Thursday, April 29, 2010

bad guy threatens good lit

Yesterday's poem by George Bilgere is about giving the characters in an important novel the day off by not reading it just now.  I like the idea that they get to rest or play or whatever when the book is not being read. 

The conception reminds me of the novelist Jasper Fforde.  Ok, his name alone is attention-getting.  On a flight across the country, I had plenty of time to see another passenger reading intently.  I make a point of noting books that people read or mention, one of my best ways of finding out about good stuff.  One of the best bookstores I have been to is The Elliott Bay Book Company.  I never miss a chance to visit there.  Their web site has good stuff, too.  Since I live 2000 miles away, it is exciting to be in Seattle.  That is where I found a CD of Boris Karloff reading Kipling's "Just So" stories - great voice, great words, fascinating vocabulary.  That is where I found "Leaving the Saints" by Martha Beck right after finishing her book "Expecting Adam" about being pregnant and a Harvard grad student at the same time.  (Click here to see an example of her fresh, well-put-together writing.)

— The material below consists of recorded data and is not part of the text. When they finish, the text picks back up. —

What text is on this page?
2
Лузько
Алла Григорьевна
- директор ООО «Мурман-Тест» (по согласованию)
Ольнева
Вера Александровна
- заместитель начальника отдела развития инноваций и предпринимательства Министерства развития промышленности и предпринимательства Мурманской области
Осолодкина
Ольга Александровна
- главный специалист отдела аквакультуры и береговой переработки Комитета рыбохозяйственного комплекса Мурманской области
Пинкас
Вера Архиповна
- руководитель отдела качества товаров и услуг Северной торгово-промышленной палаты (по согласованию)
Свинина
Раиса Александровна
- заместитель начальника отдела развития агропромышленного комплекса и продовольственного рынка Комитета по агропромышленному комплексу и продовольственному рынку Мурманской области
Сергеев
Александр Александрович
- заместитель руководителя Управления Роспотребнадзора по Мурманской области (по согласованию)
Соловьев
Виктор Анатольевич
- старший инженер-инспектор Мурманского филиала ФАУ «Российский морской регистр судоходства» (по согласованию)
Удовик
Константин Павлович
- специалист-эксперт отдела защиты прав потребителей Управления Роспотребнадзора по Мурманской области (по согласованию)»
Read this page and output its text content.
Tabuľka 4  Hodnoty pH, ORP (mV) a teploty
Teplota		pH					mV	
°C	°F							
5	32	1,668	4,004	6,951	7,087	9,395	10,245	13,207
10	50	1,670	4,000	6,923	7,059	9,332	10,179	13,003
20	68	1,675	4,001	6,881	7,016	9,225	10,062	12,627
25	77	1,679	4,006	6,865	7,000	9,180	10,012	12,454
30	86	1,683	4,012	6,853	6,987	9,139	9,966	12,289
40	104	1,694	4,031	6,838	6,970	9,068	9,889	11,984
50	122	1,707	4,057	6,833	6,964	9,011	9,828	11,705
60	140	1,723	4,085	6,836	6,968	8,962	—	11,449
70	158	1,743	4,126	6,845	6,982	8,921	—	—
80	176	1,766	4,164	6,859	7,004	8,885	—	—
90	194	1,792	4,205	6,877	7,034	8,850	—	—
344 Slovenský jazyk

When I went in after my flight and saw The Eyre Affair by Jasper Fforde as one of the staff recommendations, that was good enough for me.  I didn't think twice, as I often don't.  Here the book was recommended by professional booksellers, and good ones at that.  And, it had kept a man locked on to it for several hours, not something I see everyday.  Bought it and started reading.  After a chapter or two, I realized I was in the company of another one of the great nuts, a writer with a truly spirited imagination, on the order of Christopher Moore and Tom Robbins.

Of course, there is a bad guy.  You know what this rat, this worm, this fink, this louse does?  Get this.  Breaks into that beloved novel, "Jane Eyre", a mainstay of English lit and kidnaps an important character to be held for ransom.  Spoils the story and if he isn't paid off, that beloved book will be permanently mutilated and never be the same.  Turns out that a sharp, brave policewoman, first name Thursday, second name Next, was assigned the case and you can guess how things turned out in the end. 

Fforde is Welsh, thus the odd spelling and the magic imagination.  He has a whole series of "Thursday Next" stories and another series based on the "true" and more challenging versions of some well-known nursery tales.  Many of his books are available on Kindle.